28 June 2016

A LIBERDADE ILUMINANDO O MUNDO


Pedro vive com 9 irmãos numa espelunca de paredes de cartão e janelas sem vidros onde o pai o espanca se ele se atreve a dizer que está cansado demais para mendigar. Pedro sonha com o dia em que será capaz de matar o velho e dedicar-se ao “dealing on the dirty boulevard”. Do outro lado, no Lincoln Center, estreia uma ópera à qual as “movie stars arrive by limousine” mas “the lights are out on the mean streets, a small kid stands by the Lincoln Tunnel selling plastic roses for a buck” e “the tv whores are calling the cops out for a suck”. E, como um fantasma cruel que paira sobre o "Dirty Boulevard" da New York (1989), de Lou Reed, escutam-se as palavras “Give me your hungry, your tired, your poor, I'll piss on 'em, that's what the Statue of Bigotry says, your poor huddled masses, let's club 'em to death and get it over with and just dump 'em on the boulevard”. Se, hoje, fosse viva, Emma Lazarus arrepiar-se-ia ao dar-se conta de como a História e o tempo obrigaram a que o seu poema, “The New Colossus”, fosse, inevitavelmente, desfigurado. Tradutora e poetisa, filha de emigrantes judeus sefarditas-ashkenazi de origem portuguesa e alemã, Emma escreveu em 1883 esse soneto com o objectivo de angariar fundos para a construção do pedestal da estátua da Liberdade, na Liberty Island, no porto de Nova Iorque.

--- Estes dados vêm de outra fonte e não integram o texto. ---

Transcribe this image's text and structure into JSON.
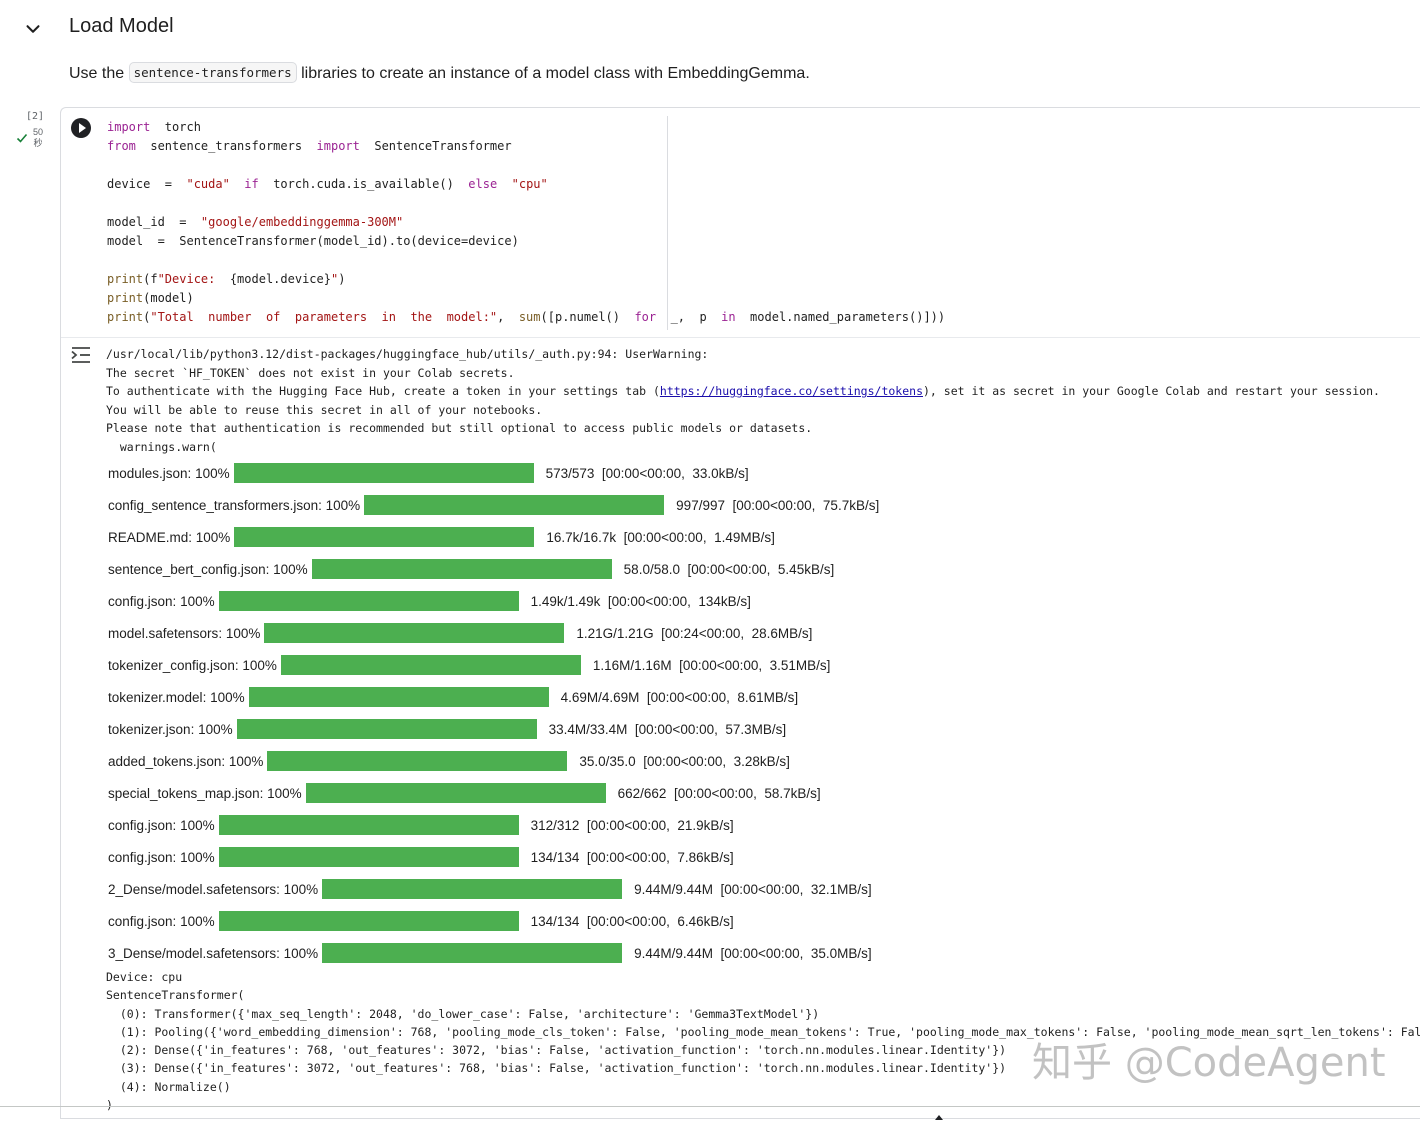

Dedicava-se, por essa altura, ao auxílio a refugiados judeus em fuga dos "pogroms" anti-semitas na Europa de Leste. A eles dirigiu as palavras dos cinco versos finais do soneto que acabaria inscrito numa placa, na base da estátua: “Give me your tired, your poor, your huddled masses yearning to breathe free, the wretched refuse of your teeming shore. Send these, the homeless, tempest-tost to me, I lift my lamp beside the golden door!”. Irving Berlin adaptou excertos do poema no "musical" Miss Liberty (1949), no cinema, surgiria em Hold Back the Dawn (1941), um ano depois, em Saboteur, de Alfred Hitchcock, e, recitado em português, em Cristóvão Colombo – O Enigma (2007), de Manoel de Oliveira. Quando Lou Reed o repescou para "Dirty Boulevard", o acolhimento que os EUA de Ronald Reagan ofereciam às “tired, poor, huddled masses” estaria longe de ser exemplar mas seriam precisas quase três décadas até se atingir o grau supremo de selvajaria de que Donald Trump é o arauto. E, uma vez mais, “The New Colossus” foi chamado ao debate, pela mão de Andrew Bird. Em "Saints Preservus", do recente Are You Serious, acidamente, apela: “Bring me your poor and your trembling masses, bring them here, to shelter in your substructure parking lot”.